To allow the agents to explore different strategies during their lifetime (and not lock into one strategy) we will use a standard technique from economics: the shaky hand. If Alice wants to perform action i then she will try to and succeed with probability $1 - \epsilon$. With probability $\epsilon$ she’ll select one of the n strategies strategy uniformly at random. Of course, to make this shakiness meaningful, we have to select $\epsilon$ high enough (or the expected life-spans of agents have to be long enough) to make sure that with high probability they try each of the n strategies by accident during their lifetime.

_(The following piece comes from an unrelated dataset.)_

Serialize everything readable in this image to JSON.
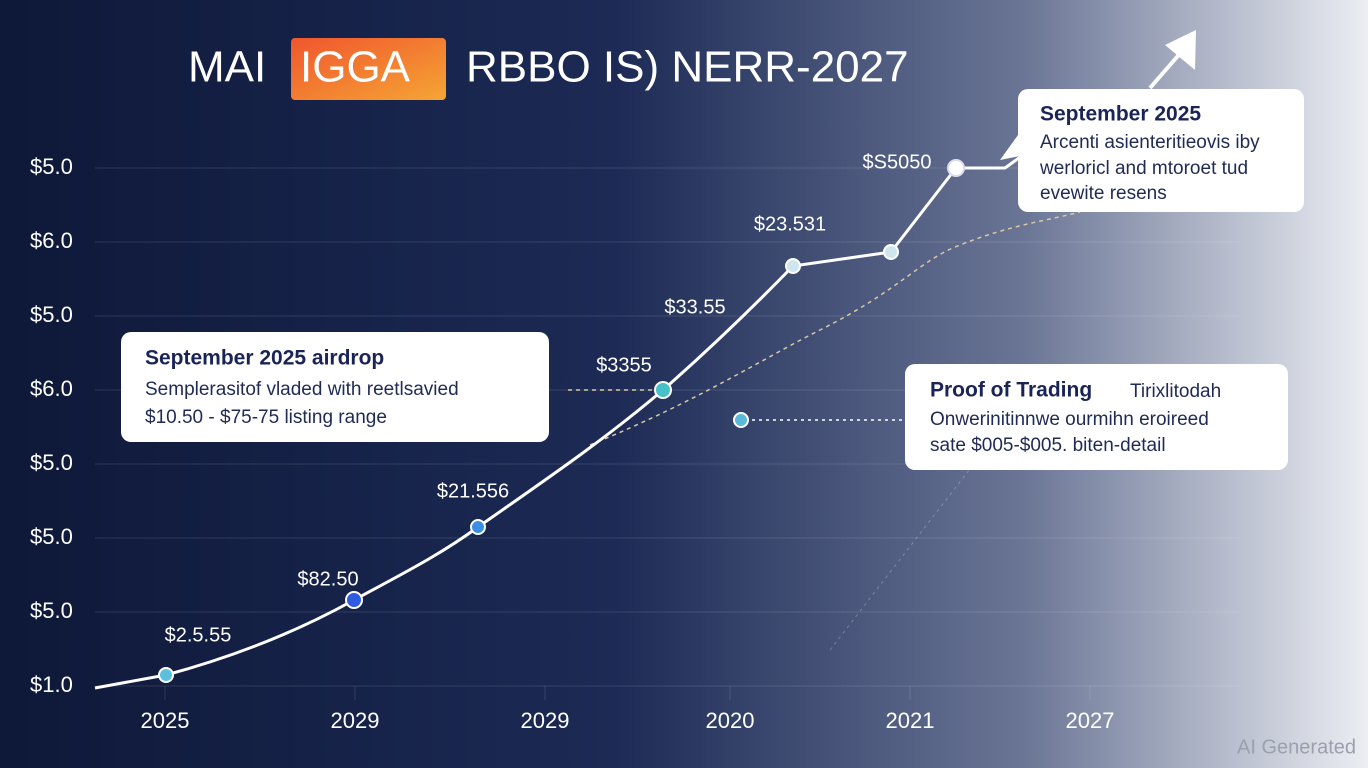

For an inviscid (well-mixed) population, I expect agents that have internal conceptions that are qualitatively similar to G will fare better. The population as a whole will converge towards internal conceptions that is consistent with the ‘real’ world, and thus behave with objective rationality. This is a boring control, and the interesting case is structured populations. In that case, I predict that agents will evolve internal conceptions that are not necessarily similar to G. Their conceptions will indirectly take inclusive-fitness effects into account. This will allow for the emergence of objectively irrational behavior, even though the agents learning rule is subjectively rational. Specifically, for games on k-regular random graphs, I predict that the internal conceptions will converge towards the Ohtsuki-Nowak transform of G. What does that mean? In future posts Marcel and I will introduce random k-regular graphs and the Ohtsuki-Nowak transform and make this prediction more precise.